On Tue, 6 May 2008, Tom Lane wrote:

And of course the next question after that is why we should want to depend on SELinux at all, rather than implementing row filtering in the framework of SQL permissions...

It may be the case that clean row and column filtering at the SQL layer are pre-requisites for a clean SELinux implementation, where the only difference is that the permission checks are handled by asking SELinux instead of looking in the catalog.

As for why SQL restrictions alone aren't enough...the simple answer is because it's not SELinux, which I say in all seriousness because it is turning into a requirement in some places.

SELinux lets you control what a user login is capable of no matter what application they run, and managing those capabilities can happen in one place--the SELinux tools. There's lots of ways to address OS login problems. Let's say the logins have a PAM plug-in that restrict what you can login to based on what machine you're on, and also require one of those randomly generating key cards so that you can't steal someone else's username/password. If you've got a scheme like that, and the database enforces SELinux restrictions, it doesn't matter whether your DBA followed all the PostgreSQL security rules correctly, as long as they got the SELinux mapping part right. And you don't have to make sure whatever custom security mechanism you've integrated into the login or post-login process is recognized by the database proper at all, as long as the restrictions can be mapped to the SELinux+database space.
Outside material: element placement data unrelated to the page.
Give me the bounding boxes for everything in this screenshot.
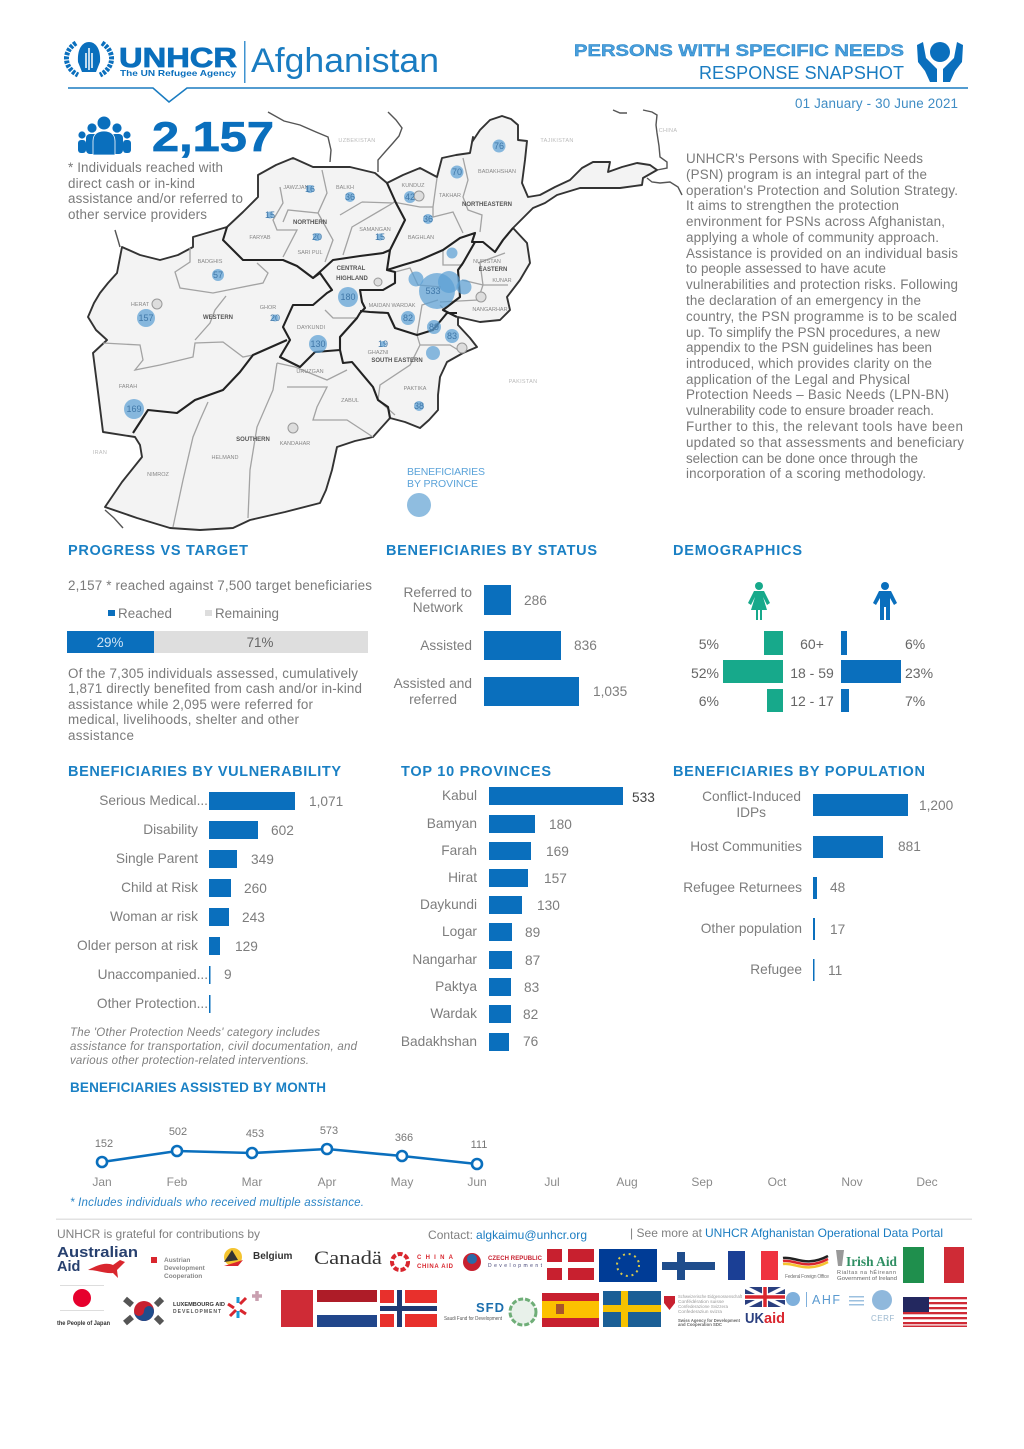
key figure note: direct cash or in-kind: [68, 176, 195, 191]
chart: beneficiaries assisted by month: 111: [471, 1139, 487, 1151]
chart: demographics: [673, 543, 933, 712]
chart footnote: * Includes individuals who received multiple assistance.: [70, 1197, 364, 1209]
progress bar: [67, 631, 368, 653]
chart: demographics: DEMOGRAPHICS: [673, 543, 802, 559]
map labels: 82: [403, 313, 413, 323]
map labels: PAKTIKA: [404, 386, 427, 392]
map labels: NIMROZ: [147, 472, 169, 478]
logo: Irish Aid: Rialtas na hÉireann: [837, 1269, 896, 1276]
map labels: URUZGAN: [296, 369, 324, 375]
map labels: 83: [447, 331, 457, 341]
chart: beneficiaries assisted by month: [70, 1080, 938, 1209]
header: [66, 41, 968, 111]
footer text: | See more at: [630, 1226, 703, 1240]
flag: EU: [599, 1249, 657, 1282]
map labels: 15: [375, 232, 385, 242]
chart: beneficiaries by population: [673, 764, 954, 981]
flag: USA: [903, 1297, 967, 1327]
map labels: 130: [310, 339, 326, 349]
icon: female: [748, 582, 770, 620]
map labels: 20: [312, 232, 322, 242]
chart: beneficiaries assisted by month: May: [391, 1175, 413, 1189]
logo: Swiss cooperation: Confédération suisse: [678, 1299, 725, 1304]
chart: top 10 provinces: TOP 10 PROVINCES: [401, 764, 551, 780]
chart: beneficiaries assisted by month: Apr: [318, 1175, 336, 1189]
logo: Austrian Development Cooperation: Cooperation: [164, 1273, 202, 1280]
intro paragraph: incorporation of a scoring methodology.: [686, 466, 926, 481]
chart: beneficiaries by vulnerability: 243: [242, 910, 265, 925]
footer text: UNHCR is grateful for contributions by: [57, 1227, 260, 1241]
chart: beneficiaries by population: Other population: [701, 921, 802, 936]
intro paragraph: It aims to strengthen the protection: [686, 198, 899, 213]
logo: Germany: [783, 1256, 829, 1280]
map labels: SAMANGAN: [359, 227, 391, 233]
chart: demographics: 23%: [905, 665, 933, 681]
logo: Australian Aid: Australian: [57, 1245, 138, 1261]
chart: beneficiaries assisted by month: Oct: [768, 1175, 787, 1189]
chart: demographics: 6%: [699, 693, 719, 709]
panel: progress vs target: 2,157 * reached against 7,500 target beneficiaries: [68, 578, 372, 593]
logo: Luxembourg aid: DEVELOPMENT: [173, 1309, 221, 1315]
intro paragraph: applying a whole of community approach.: [686, 230, 939, 245]
map labels: TAJIKISTAN: [540, 138, 574, 144]
map labels: JAWZJAN: [283, 185, 309, 191]
logo: Saudi Fund for Development: SFD: [476, 1300, 505, 1315]
chart: beneficiaries assisted by month: 453: [246, 1128, 264, 1140]
flag: Norway: [380, 1290, 437, 1327]
chart: top 10 provinces: 169: [546, 844, 569, 859]
intro paragraph: introduced, which provides clarity on the: [686, 356, 932, 371]
footer text: algkaimu@unhcr.org: [476, 1228, 587, 1242]
map labels: GHAZNI: [368, 350, 389, 356]
panel: progress vs target: [67, 543, 372, 743]
chart: beneficiaries assisted by month: Jul: [544, 1175, 560, 1189]
progress bar: 71%: [247, 635, 273, 650]
chart: beneficiaries by population: 48: [830, 880, 846, 895]
logo: UK aid: aid: [764, 1310, 785, 1327]
map labels: 76: [494, 141, 504, 151]
chart: beneficiaries by status: 286: [524, 593, 547, 608]
chart: demographics: 52%: [691, 665, 719, 681]
chart: beneficiaries by vulnerability: Single Parent: [116, 851, 198, 866]
logo: Austrian Development Cooperation: Development: [164, 1265, 206, 1272]
UNHCR wordmark: UNHCR: [119, 42, 237, 73]
report title: PERSONS WITH SPECIFIC NEEDS: [574, 41, 904, 60]
map labels: 20: [270, 313, 280, 323]
intro paragraph: updated so that assessments and beneficiary: [686, 435, 964, 450]
intro paragraph: Assistance is provided on an individual basis: [686, 246, 958, 261]
chart: beneficiaries assisted by month: Jan: [92, 1175, 112, 1189]
logo: Swiss cooperation: and Cooperation SDC: [678, 1322, 723, 1327]
report title: RESPONSE SNAPSHOT: [699, 63, 904, 83]
chart: beneficiaries by vulnerability: 349: [251, 852, 274, 867]
chart: beneficiaries by vulnerability: 1,071: [309, 794, 343, 809]
chart: beneficiaries by population: 17: [830, 922, 845, 937]
map labels: 19: [378, 339, 388, 349]
chart: beneficiaries by population: Conflict-Induced: [702, 789, 801, 804]
map labels: MAIDAN WARDAK: [369, 303, 416, 309]
chart: top 10 provinces: Badakhshan: [401, 1034, 477, 1049]
intro paragraph: application of the Legal and Physical: [686, 372, 910, 387]
chart: beneficiaries by population: Refugee Returnees: [683, 880, 802, 895]
chart: beneficiaries by status: 836: [574, 638, 597, 653]
logo: Germany: Federal Foreign Office: [785, 1274, 829, 1280]
logo: Belgium: Belgium: [253, 1251, 293, 1262]
logo: UK aid: UK: [745, 1310, 764, 1327]
intro paragraph: [686, 151, 964, 481]
map labels: DAYKUNDI: [297, 325, 325, 331]
progress note: Of the 7,305 individuals assessed, cumulatively: [68, 666, 358, 681]
logo: Luxembourg aid: [173, 1291, 262, 1318]
logo: Australian Aid: [57, 1245, 138, 1278]
intro paragraph: vulnerability code to ensure broader reach.: [686, 403, 934, 418]
chart: beneficiaries by vulnerability: BENEFICIARIES BY VULNERABILITY: [68, 764, 341, 780]
UNHCR wordmark: The UN Refugee Agency: [120, 68, 236, 78]
chart: demographics: 5%: [699, 636, 719, 652]
map labels: NORTHEASTERN: [462, 202, 512, 208]
date: 01 January - 30 June 2021: [795, 96, 958, 111]
progress note: medical, livelihoods, shelter and other: [68, 712, 300, 727]
map labels: NURISTAN: [473, 259, 501, 265]
chart: beneficiaries assisted by month: Feb: [167, 1175, 188, 1189]
logo: Irish Aid: Government of Ireland: [837, 1276, 897, 1282]
chart: beneficiaries by population: BENEFICIARIES BY POPULATION: [673, 764, 925, 780]
map labels: 70: [452, 167, 462, 177]
chart: demographics: 60+: [800, 636, 824, 652]
chart: beneficiaries by status: 1,035: [593, 684, 628, 699]
chart: beneficiaries assisted by month: Nov: [841, 1175, 863, 1189]
key figure: people reached: [68, 113, 274, 222]
logo: Luxembourg aid: LUXEMBOURG AID: [173, 1302, 225, 1308]
chart: beneficiaries by vulnerability: Woman ar risk: [110, 909, 198, 924]
logo: Swiss cooperation: Schweizerische Eidgenossenschaft: [678, 1294, 743, 1299]
chart: top 10 provinces: Hirat: [448, 870, 477, 885]
progress note: [68, 666, 362, 743]
progress note: assistance while 2,095 were referred for: [68, 697, 314, 712]
chart: top 10 provinces: 83: [524, 980, 540, 995]
logo: CERF: [871, 1290, 895, 1323]
map labels: 180: [340, 292, 356, 302]
chart: top 10 provinces: Wardak: [430, 1006, 477, 1021]
chart: top 10 provinces: Bamyan: [427, 816, 477, 831]
chart: beneficiaries by status: Assisted: [420, 638, 472, 653]
chart: top 10 provinces: 157: [544, 871, 567, 886]
chart: beneficiaries assisted by month: 366: [395, 1132, 413, 1144]
logo: Czech Republic: Development: [488, 1263, 543, 1269]
key figure: people reached: 2,157: [152, 113, 274, 160]
chart: beneficiaries by status: referred: [409, 692, 457, 707]
chart: top 10 provinces: 76: [523, 1034, 539, 1049]
intro paragraph: selection can be done once through the: [686, 451, 918, 466]
donor logos: [57, 1245, 967, 1327]
vulnerability note: The 'Other Protection Needs' category includes: [70, 1027, 320, 1039]
map labels: NORTHERN: [293, 220, 327, 226]
chart: top 10 provinces: Logar: [442, 924, 477, 939]
chart: demographics: 6%: [905, 636, 925, 652]
flag: France: [728, 1251, 778, 1280]
intro paragraph: vulnerabilities and protection risks. Following: [686, 277, 958, 292]
panel: progress vs target: Remaining: [215, 606, 279, 621]
chart: top 10 provinces: 533: [632, 790, 655, 805]
intro paragraph: country, the PSN programme is to be scaled: [686, 309, 957, 324]
logo: Korea: [125, 1299, 162, 1323]
icon: protecting hands: [917, 42, 963, 82]
logo: Swiss cooperation: Confederazione Svizzera: [678, 1304, 728, 1309]
intro paragraph: the declaration of an emergency in the: [686, 293, 921, 308]
logo: Irish Aid: [836, 1250, 897, 1282]
flag: Spain: [542, 1293, 599, 1327]
chart: top 10 provinces: 130: [537, 898, 560, 913]
chart: beneficiaries by population: IDPs: [736, 805, 766, 820]
UNHCR emblem: [66, 42, 112, 75]
chart: beneficiaries assisted by month: Dec: [916, 1175, 938, 1189]
map labels: IRAN: [93, 450, 107, 456]
chart: beneficiaries assisted by month: BENEFICIARIES ASSISTED BY MONTH: [70, 1080, 326, 1095]
icon: male: [873, 582, 897, 620]
chart: beneficiaries by population: Host Communities: [690, 839, 802, 854]
chart: demographics: 12 - 17: [790, 693, 834, 709]
chart: beneficiaries by vulnerability: 602: [271, 823, 294, 838]
map labels: CHINA: [659, 128, 677, 134]
logo: Irish Aid: Irish Aid: [846, 1255, 897, 1270]
footer text: [57, 1226, 943, 1242]
chart: top 10 provinces: 89: [525, 925, 540, 940]
map labels: UZBEKISTAN: [338, 138, 376, 144]
progress bar: 29%: [97, 635, 123, 650]
intro paragraph: to people assessed to have acute: [686, 261, 886, 276]
map legend: BY PROVINCE: [407, 478, 478, 490]
map labels: ZABUL: [341, 398, 359, 404]
chart: top 10 provinces: Kabul: [442, 788, 477, 803]
chart: beneficiaries by vulnerability: 9: [224, 967, 232, 982]
chart: beneficiaries by vulnerability: Disability: [143, 822, 198, 837]
map labels: [93, 128, 677, 478]
logo: Japan: the People of Japan: [57, 1320, 110, 1327]
province boundaries: [103, 158, 508, 527]
chart: beneficiaries assisted by month: 573: [320, 1125, 338, 1137]
map labels: KANDAHAR: [280, 441, 310, 447]
logo: Canada: Canadä: [314, 1248, 383, 1269]
chart: beneficiaries by vulnerability: Other Protection...: [97, 996, 208, 1011]
logo: China Aid: CHINA: [417, 1255, 454, 1261]
map labels: 57: [213, 270, 223, 280]
chart: beneficiaries assisted by month: 152: [95, 1138, 113, 1150]
logo: Belgium: [224, 1248, 293, 1266]
map labels: 36: [345, 192, 355, 202]
logo: Austrian Development Cooperation: [151, 1257, 206, 1280]
map labels: SARI PUL: [297, 250, 323, 256]
intro paragraph: appendix to the PSN guidelines has been: [686, 340, 932, 355]
logo: Japan: [57, 1285, 110, 1327]
map labels: HERAT: [131, 302, 150, 308]
key figure note: [68, 160, 243, 222]
chart: beneficiaries by status: [386, 543, 628, 707]
map labels: HIGHLAND: [336, 276, 368, 282]
chart: beneficiaries assisted by month: 502: [169, 1126, 187, 1138]
map labels: BALKH: [336, 185, 354, 191]
logo: Austrian Development Cooperation: Austrian: [164, 1257, 190, 1264]
chart: beneficiaries by vulnerability: Serious Medical...: [99, 793, 208, 808]
chart: top 10 provinces: 87: [525, 953, 540, 968]
map labels: BADAKHSHAN: [478, 169, 516, 175]
intro paragraph: environment for PSNs across Afghanistan,: [686, 214, 945, 229]
map labels: KUNAR: [492, 278, 512, 284]
intro paragraph: up. To simplify the PSN procedures, a new: [686, 325, 940, 340]
vulnerability note: [70, 1027, 358, 1067]
map labels: TAKHAR: [439, 193, 461, 199]
intro paragraph: Protection Needs – Basic Needs (LPN-BN): [686, 387, 949, 402]
intro paragraph: operation's Protection and Solution Strategy.: [686, 183, 958, 198]
chart: beneficiaries by population: 1,200: [919, 798, 954, 813]
neighbouring borders: [105, 110, 682, 528]
map labels: CENTRAL: [337, 266, 366, 272]
chart: top 10 provinces: Daykundi: [420, 897, 477, 912]
map labels: NANGARHAR: [472, 307, 508, 313]
logo: AHF: [786, 1292, 864, 1307]
map labels: GHOR: [260, 305, 276, 311]
footer text: Contact:: [428, 1228, 473, 1242]
map labels: 16: [305, 184, 315, 194]
map labels: 42: [405, 192, 415, 202]
map of Afghanistan: [88, 110, 682, 530]
flag: Sweden: [603, 1291, 661, 1327]
map labels: 533: [425, 286, 441, 296]
chart: top 10 provinces: Paktya: [435, 979, 477, 994]
logo: Swiss cooperation: Confederaziun svizra: [678, 1309, 723, 1314]
flag: Italy: [903, 1247, 964, 1283]
panel: progress vs target: Reached: [118, 606, 172, 621]
map legend: [407, 466, 485, 517]
beneficiary bubbles: [124, 140, 506, 433]
logo: AHF: AHF: [812, 1293, 842, 1307]
logo: CERF: CERF: [871, 1314, 895, 1323]
chart: top 10 provinces: 82: [523, 1007, 538, 1022]
key figure note: other service providers: [68, 207, 207, 222]
chart: beneficiaries by vulnerability: Older person at risk: [77, 938, 198, 953]
chart: top 10 provinces: Nangarhar: [412, 952, 477, 967]
logo: Swiss cooperation: Swiss Agency for Development: [678, 1318, 740, 1323]
flag: Netherlands: [317, 1290, 377, 1327]
chart: beneficiaries assisted by month: Aug: [616, 1175, 638, 1189]
map labels: 169: [126, 404, 142, 414]
chart: beneficiaries by vulnerability: Child at Risk: [121, 880, 198, 895]
report title: [574, 41, 904, 83]
chart: beneficiaries assisted by month: Sep: [691, 1175, 713, 1189]
chart: beneficiaries by vulnerability: [68, 764, 358, 1067]
map labels: HELMAND: [212, 455, 238, 461]
map labels: 15: [265, 210, 275, 220]
map labels: PAKISTAN: [509, 379, 537, 385]
logo: China Aid: CHINA AID: [417, 1264, 454, 1270]
intro paragraph: Further to this, the relevant tools have been: [686, 419, 963, 434]
flag: Monaco: [281, 1290, 313, 1327]
map labels: 157: [138, 313, 154, 323]
vulnerability note: assistance for transportation, civil documentation, and: [70, 1041, 358, 1053]
map labels: FARAH: [119, 384, 137, 390]
chart: beneficiaries by vulnerability: Unaccompanied...: [98, 967, 208, 982]
logo: Swiss cooperation: [664, 1294, 743, 1327]
map labels: 36: [423, 214, 433, 224]
vulnerability note: various other protection-related interventions.: [70, 1055, 309, 1067]
intro paragraph: UNHCR's Persons with Specific Needs: [686, 151, 923, 166]
chart: beneficiaries by status: Referred to: [404, 585, 472, 600]
logo: Czech Republic: [463, 1253, 543, 1271]
map labels: SOUTH EASTERN: [371, 358, 423, 364]
chart: beneficiaries by status: Network: [413, 600, 463, 615]
map labels: BADGHIS: [198, 259, 223, 265]
chart: beneficiaries by population: 881: [898, 839, 921, 854]
key figure note: * Individuals reached with: [68, 160, 223, 175]
chart: top 10 provinces: [401, 764, 655, 1051]
key figure note: assistance and/or referred to: [68, 191, 243, 206]
chart: top 10 provinces: Farah: [441, 843, 477, 858]
map legend: BENEFICIARIES: [407, 466, 485, 478]
intro paragraph: (PSN) program is an integral part of the: [686, 167, 927, 182]
region boundaries: [133, 183, 513, 433]
map labels: BAGHLAN: [408, 235, 434, 241]
country fill: [88, 116, 657, 530]
chart: beneficiaries by vulnerability: 129: [235, 939, 258, 954]
logo: Czech Republic: CZECH REPUBLIC: [488, 1256, 543, 1262]
chart: top 10 provinces: 180: [549, 817, 572, 832]
country title: Afghanistan: [251, 42, 439, 80]
logo: UK aid: [745, 1287, 785, 1327]
map labels: 38: [414, 401, 424, 411]
chart: beneficiaries assisted by month: Jun: [467, 1175, 487, 1189]
chart: beneficiaries by status: BENEFICIARIES BY STATUS: [386, 543, 597, 559]
chart: demographics: 7%: [905, 693, 925, 709]
chart: beneficiaries by population: 11: [828, 963, 842, 978]
logo: China Aid: [392, 1254, 454, 1270]
chart: beneficiaries by population: Refugee: [750, 962, 802, 977]
chart: beneficiaries assisted by month: Mar: [242, 1175, 262, 1189]
chart: beneficiaries by vulnerability: 260: [244, 881, 267, 896]
flag: Finland: [662, 1252, 715, 1280]
map labels: EASTERN: [479, 267, 507, 273]
map labels: SOUTHERN: [236, 437, 270, 443]
logo: Australian Aid: Aid: [57, 1259, 80, 1275]
map labels: FARYAB: [249, 235, 271, 241]
progress note: assistance: [68, 728, 134, 743]
map labels: WESTERN: [203, 315, 233, 321]
footer text: UNHCR Afghanistan Operational Data Portal: [705, 1226, 943, 1240]
icon: people group: [78, 116, 131, 155]
progress note: 1,871 directly benefited from cash and/or in-kind: [68, 681, 362, 696]
logo: Saudi Fund for Development: [444, 1299, 536, 1325]
map labels: 89: [429, 322, 439, 332]
flag: Denmark: [547, 1249, 594, 1280]
logo: Saudi Fund for Development: Saudi Fund for Development: [444, 1316, 503, 1322]
panel: progress vs target: PROGRESS VS TARGET: [68, 543, 248, 559]
map labels: KUNDUZ: [402, 183, 425, 189]
chart: demographics: 18 - 59: [790, 665, 834, 681]
chart: beneficiaries by status: Assisted and: [394, 676, 472, 691]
Simple example of something hard to replicate without this framework: you discover someone is a rat. You update your list of active users and push that to all your servers. Now even if said rat is already logged into the database server and busy doing 'psql -o /disk/usbkey -c "select * from secretdata"' you just cut them off in the middle of the query--without needing to find all the database servers and execute "alter table secretdata set ...", just by doing simple user account maintenance the way people are already comfortable with and have procedures for.

That's the basic idea here--put the authorization into one layer where it's easy (for some definitions of "easy") to manage and extensible as needed, without having to touch the individual applications directly, just by adjusting what permissions you publish when data is requested. I'm sure someone can raise issues or suggest alternate implemenations for my specific examples, but much like other privledge escalation defense mechanisms these environments look for redundant layers of security. In reality users of this would aim for a completely locked down base PostgreSQL *and* a completely locked down SELinux implementation integrated into that, reinforcing one another, rather than just relying on one level of security.